Rouler des pelles, quelle belle expression. Je préfère largement le terme de french kiss, utilisé partout dans le monde, qui salue donc l’inclination naturelle de nous autres français pour la chose. C’est une activité pleine de promesses, distrayante, excitante. La plupart des filles que je connais aiment rouler des pelles. Voire même, pour certaines, c’est une activité à part entière, qui peut se suffire à elle-même, un truc sans forcément une suite, purement adolescent mais tellement agréable. “J’ai roulé des pelles hier soir” est une phrase très répandue dans les conversations féminines, même passé 15 ans.

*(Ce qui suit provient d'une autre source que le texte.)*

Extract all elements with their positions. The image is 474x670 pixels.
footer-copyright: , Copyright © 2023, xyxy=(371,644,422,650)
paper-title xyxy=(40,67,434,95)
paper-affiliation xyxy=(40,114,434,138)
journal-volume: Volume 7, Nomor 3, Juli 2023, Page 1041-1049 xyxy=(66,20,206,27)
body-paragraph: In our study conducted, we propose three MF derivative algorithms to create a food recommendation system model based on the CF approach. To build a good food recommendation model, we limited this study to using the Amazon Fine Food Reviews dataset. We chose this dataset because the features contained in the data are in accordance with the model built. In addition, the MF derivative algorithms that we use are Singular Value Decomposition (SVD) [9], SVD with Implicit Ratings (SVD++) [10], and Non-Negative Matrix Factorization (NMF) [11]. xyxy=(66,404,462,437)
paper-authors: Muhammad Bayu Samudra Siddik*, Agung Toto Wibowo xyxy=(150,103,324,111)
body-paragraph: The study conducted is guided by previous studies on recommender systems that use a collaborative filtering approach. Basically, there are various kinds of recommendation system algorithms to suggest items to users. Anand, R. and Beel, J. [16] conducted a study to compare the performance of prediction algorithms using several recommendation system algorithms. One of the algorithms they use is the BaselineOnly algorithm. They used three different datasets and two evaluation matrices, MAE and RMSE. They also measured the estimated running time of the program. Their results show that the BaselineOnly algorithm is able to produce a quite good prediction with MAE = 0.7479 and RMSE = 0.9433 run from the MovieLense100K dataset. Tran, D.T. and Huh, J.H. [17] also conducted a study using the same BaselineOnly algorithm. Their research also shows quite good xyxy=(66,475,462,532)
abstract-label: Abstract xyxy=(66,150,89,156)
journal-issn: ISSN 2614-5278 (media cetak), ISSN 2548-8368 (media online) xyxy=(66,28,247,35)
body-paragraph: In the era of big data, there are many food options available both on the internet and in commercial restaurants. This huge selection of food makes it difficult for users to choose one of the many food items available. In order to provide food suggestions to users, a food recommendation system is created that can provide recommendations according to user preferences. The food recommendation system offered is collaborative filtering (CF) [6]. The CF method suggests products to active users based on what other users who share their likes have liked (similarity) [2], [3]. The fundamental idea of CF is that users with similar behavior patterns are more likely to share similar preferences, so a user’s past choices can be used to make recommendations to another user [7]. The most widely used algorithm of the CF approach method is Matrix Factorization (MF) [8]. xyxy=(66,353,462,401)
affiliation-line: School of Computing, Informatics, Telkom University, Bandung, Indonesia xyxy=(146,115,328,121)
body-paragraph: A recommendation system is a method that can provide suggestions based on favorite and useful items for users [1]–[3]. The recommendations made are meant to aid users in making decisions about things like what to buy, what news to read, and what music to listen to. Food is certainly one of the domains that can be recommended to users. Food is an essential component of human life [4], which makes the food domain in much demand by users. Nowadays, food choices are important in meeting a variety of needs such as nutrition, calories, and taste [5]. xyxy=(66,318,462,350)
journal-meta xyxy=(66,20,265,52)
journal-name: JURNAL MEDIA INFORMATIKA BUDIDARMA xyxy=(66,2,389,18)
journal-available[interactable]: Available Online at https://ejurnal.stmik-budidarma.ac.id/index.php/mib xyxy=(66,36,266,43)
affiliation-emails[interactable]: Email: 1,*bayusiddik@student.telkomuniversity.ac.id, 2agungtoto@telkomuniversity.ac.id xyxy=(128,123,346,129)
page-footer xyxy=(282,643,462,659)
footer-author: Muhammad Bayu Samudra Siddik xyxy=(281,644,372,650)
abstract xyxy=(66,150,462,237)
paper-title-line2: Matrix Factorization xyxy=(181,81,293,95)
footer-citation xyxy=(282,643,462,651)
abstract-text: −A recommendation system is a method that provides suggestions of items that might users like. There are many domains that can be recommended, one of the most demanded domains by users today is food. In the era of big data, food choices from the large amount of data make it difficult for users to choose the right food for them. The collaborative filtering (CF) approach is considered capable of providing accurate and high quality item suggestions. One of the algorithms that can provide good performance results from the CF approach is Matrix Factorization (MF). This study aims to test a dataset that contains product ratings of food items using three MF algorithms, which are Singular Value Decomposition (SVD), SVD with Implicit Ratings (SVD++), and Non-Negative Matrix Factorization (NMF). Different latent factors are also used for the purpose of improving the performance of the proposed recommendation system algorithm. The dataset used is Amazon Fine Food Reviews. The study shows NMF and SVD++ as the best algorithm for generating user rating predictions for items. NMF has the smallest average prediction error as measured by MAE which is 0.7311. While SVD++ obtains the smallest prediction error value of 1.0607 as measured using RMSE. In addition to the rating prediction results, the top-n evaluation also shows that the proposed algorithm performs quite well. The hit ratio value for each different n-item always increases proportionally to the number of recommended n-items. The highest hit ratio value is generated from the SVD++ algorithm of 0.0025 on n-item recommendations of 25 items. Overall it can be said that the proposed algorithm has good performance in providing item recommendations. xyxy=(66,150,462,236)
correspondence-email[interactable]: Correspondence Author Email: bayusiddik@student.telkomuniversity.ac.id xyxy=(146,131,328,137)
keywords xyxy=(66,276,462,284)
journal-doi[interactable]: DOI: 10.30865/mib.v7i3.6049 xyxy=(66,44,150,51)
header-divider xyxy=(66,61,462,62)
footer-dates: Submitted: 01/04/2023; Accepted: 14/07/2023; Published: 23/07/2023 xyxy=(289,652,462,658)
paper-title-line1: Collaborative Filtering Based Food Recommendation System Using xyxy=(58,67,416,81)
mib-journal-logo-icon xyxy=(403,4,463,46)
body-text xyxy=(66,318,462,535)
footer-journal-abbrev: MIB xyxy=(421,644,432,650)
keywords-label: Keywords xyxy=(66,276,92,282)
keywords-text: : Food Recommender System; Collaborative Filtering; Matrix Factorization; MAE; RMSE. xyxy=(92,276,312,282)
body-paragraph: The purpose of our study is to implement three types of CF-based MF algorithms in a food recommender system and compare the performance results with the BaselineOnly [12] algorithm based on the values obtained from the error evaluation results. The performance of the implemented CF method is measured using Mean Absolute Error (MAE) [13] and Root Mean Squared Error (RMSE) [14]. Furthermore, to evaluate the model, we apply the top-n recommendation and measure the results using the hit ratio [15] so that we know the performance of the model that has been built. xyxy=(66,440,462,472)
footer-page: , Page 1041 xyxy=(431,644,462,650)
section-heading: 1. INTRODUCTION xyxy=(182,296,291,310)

La plupart des garçons, même s’il existe des réfractaires, affirment également aimer ça. Sauf que, pour eux, il y a une suite. Forcément.
Un jour, au détour d’un déjeuner et en plein milieu d’une conversations semi-sérieuse, on s’est égarés. Le garçon avec qui je déjeunais m’a demandé “et toi, si tu devais te faire coller contre un mur et rouler une pelle, ça serait par qui ?”. Ça n’aurait pas été un ami qui posait la question, j’aurais essayé de faire une réponse pleine d’humour à contre-courant et absurde, genre Gandhi ou Vlad III Basarab, mais là, je n’ai pas hésité trente secondes, et j’ai grommelé, la bouche pleine “Javier Bardem”.
Personnellement, je dis rarement “j’ai envie de t’explorer le système immunitaire” avant d’embrasser un garçon. A tort, peut-être. Il parait que la pelle, ça sert à ça. Je ne suis pas 100% convaincue que ce désir, ce besoin impérieux qui empêche parfois de se concentrer sur la conversation, relève de la recherche de diversité génétique. C’est plutôt, quand c’est bien fait, complètement porno.